The conference room was too bright. The overhead lights hummed faintly, bouncing off the polished table and glass walls, turning every reflection into something sharp. Leah sat at the far end, pen poised over her notes, pretending to reread the agenda she already knew by heart.
She could feel him before she saw him.
Adrian walked in with the quiet confidence that had a way of making everyone straighten. His tie was slightly loosened, the dark suit fitted just enough to look effortless, and his expression was unreadable — that same calm she'd come to both admire and dread. He placed his tablet on the table, the subtle clink of metal against glass slicing through the low murmur of voices.
"Let's begin," he said.
The meeting rolled on: numbers, projections, deadlines. Words like revenue growth and performance analysis bounced around, but Leah barely absorbed them. She was focused on his tone — even, deep, measured — the kind that made others lean in without realizing. When he spoke, the air seemed to settle.
Halfway through, he looked up and met her eyes.
It lasted less than a breath, but it changed everything.Her fingers stilled. Her heartbeat quickened.
"Ms. Bennett," he said, voice neutral, "would you walk us through the figures for last quarter?"
Her throat felt dry. She nodded, standing, willing her voice not to betray her. "Of course."
The projector light caught her face as she began, the screen painting her features in soft blues and grays. She spoke clearly — confident, careful — yet she was aware of his gaze following her every word, not in a way that intimidated, but in a way that saw too much.
When she reached the last slide, she risked a glance at him. He gave the faintest nod, approval in his eyes — quiet, professional, but something else lingered there too. Recognition.
As the team dispersed after the meeting, Leah began gathering her papers. Everyone filed out with polite chatter and relieved laughter. Only she and Adrian remained.

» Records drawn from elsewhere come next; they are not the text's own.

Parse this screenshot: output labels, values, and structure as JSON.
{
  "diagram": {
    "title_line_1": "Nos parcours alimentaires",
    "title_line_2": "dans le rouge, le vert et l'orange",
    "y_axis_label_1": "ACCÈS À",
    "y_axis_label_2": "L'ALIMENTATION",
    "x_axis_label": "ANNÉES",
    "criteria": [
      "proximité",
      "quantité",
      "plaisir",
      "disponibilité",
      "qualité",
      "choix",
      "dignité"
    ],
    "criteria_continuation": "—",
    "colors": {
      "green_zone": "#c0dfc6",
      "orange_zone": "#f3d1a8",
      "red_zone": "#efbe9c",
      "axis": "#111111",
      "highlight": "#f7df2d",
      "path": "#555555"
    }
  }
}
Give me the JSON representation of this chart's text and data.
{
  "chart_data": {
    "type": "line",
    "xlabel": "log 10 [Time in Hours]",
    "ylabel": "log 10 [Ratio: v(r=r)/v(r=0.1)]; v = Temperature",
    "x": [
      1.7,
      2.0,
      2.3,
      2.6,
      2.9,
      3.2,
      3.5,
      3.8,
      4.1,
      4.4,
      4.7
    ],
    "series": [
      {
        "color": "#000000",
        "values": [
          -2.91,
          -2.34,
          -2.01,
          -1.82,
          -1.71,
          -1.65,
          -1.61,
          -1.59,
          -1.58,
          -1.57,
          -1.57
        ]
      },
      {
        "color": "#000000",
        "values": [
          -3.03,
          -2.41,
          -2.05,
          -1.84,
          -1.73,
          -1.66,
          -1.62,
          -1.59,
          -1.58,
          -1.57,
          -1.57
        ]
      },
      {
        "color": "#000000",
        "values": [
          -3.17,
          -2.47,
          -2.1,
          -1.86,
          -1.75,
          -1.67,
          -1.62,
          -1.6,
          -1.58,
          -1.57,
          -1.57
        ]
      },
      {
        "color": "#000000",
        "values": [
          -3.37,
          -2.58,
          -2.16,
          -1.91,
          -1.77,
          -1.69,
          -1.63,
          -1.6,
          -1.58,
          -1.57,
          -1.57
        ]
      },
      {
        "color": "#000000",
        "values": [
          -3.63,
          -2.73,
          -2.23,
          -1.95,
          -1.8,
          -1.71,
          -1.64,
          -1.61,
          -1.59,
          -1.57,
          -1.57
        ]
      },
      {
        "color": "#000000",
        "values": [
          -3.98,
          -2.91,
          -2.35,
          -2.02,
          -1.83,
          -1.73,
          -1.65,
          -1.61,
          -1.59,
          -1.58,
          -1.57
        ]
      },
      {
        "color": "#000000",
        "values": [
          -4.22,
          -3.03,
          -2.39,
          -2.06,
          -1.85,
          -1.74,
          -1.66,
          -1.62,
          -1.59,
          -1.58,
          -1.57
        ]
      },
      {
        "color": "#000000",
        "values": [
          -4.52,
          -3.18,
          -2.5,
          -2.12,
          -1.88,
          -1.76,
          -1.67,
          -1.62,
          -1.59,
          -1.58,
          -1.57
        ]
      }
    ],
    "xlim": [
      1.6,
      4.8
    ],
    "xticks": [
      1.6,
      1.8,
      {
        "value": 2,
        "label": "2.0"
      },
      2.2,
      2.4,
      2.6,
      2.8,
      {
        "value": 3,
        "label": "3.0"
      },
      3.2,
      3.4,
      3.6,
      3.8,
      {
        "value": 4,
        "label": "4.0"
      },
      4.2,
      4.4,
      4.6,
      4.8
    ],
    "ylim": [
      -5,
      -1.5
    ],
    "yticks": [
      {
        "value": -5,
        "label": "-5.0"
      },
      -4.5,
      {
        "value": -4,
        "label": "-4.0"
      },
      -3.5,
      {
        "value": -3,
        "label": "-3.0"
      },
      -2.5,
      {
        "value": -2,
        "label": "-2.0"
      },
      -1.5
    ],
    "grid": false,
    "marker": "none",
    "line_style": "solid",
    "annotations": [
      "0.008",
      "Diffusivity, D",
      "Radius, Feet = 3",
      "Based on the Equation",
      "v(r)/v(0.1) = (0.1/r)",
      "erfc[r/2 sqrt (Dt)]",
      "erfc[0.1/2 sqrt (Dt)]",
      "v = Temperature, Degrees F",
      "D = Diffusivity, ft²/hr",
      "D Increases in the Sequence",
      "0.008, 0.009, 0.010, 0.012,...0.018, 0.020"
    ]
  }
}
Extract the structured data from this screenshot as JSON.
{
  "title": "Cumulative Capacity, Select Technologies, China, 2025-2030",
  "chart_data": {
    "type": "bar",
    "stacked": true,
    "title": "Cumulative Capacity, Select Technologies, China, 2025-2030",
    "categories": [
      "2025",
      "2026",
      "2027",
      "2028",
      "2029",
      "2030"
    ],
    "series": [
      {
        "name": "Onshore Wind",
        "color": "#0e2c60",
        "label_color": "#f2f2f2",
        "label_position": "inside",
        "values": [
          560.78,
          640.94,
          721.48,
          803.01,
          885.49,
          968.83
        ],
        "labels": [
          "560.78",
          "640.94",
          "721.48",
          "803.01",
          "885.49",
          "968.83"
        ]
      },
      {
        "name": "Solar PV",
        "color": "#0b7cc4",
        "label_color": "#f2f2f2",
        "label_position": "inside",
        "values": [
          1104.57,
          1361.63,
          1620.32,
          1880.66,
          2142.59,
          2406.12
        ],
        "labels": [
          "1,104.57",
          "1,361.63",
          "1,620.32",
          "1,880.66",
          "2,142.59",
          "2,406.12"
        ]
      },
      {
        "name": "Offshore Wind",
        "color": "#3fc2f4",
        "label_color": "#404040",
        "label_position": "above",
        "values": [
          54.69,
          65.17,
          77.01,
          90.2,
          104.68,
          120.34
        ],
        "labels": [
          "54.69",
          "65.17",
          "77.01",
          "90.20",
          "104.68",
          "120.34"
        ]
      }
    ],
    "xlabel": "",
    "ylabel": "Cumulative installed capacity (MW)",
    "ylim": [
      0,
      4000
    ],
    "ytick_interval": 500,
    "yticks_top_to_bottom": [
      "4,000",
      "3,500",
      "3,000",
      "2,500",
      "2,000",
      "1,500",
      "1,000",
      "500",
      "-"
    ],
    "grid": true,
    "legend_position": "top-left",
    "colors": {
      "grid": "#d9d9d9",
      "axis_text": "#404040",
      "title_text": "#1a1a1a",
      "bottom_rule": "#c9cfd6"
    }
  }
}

He spoke first. "You handled that well."
His tone wasn't casual. It was low, deliberate — the kind that carried weight.
"Thank you," she said softly, stacking her documents to keep her hands busy.
He walked closer, stopping just a few feet away. The sound of his shoes against the floor echoed in the empty room. The glass walls made everything feel too open and too enclosed at once.
"You were nervous," he said, not as a question but as an observation.
"A little," she admitted, glancing up. "But I think I managed."
His mouth curved, not quite a smile. "You did more than manage."
The compliment shouldn't have made her chest tighten, but it did. For a fleeting moment, she wondered if he realized how much his words mattered — how they lingered long after he said them.
Adrian, meanwhile, was fighting his own distraction. He'd watched her composure through the meeting — the steady tone, the careful articulation, the brief flicker of uncertainty that she had masked almost instantly. There was something grounding about it, about her.
"Next time," he said, reaching for a file near her hand, their fingers brushing lightly, "don't second-guess yourself. You have the numbers. Trust them."
The touch was brief. Innocent, technically. Yet her pulse jumped, and she stepped back before the warmth could spread.
"I'll keep that in mind," she murmured, tucking a strand of hair behind her ear.
He hesitated. There was something in his eyes — conflict, restraint, maybe curiosity. He wanted to say something more, but professionalism held him back.
She could feel it.That same invisible tension that followed them from room to room, conversation to conversation — the kind that didn't need words.
"Good work today, Leah," he said finally, his voice quieter now.
"Thank you, sir."
The word sir hung between them like a fragile thread — respectful, yet heavy with all the things they weren't allowed to feel.
Adrian turned first, collecting his tablet and heading toward the door. But before he left, he paused, his reflection caught faintly in the glass wall.
"You don't need to prove yourself to anyone," he said, not looking back. "Least of all me."
Then he was gone.
Leah stood there, staring at the doorway, her pulse still uneven.She didn't know if he meant it as reassurance or warning.Either way, she knew this — the line between admiration and something deeper was becoming dangerously thin.
And somewhere in the quiet hum of the office, she realized she was already standing too close to it.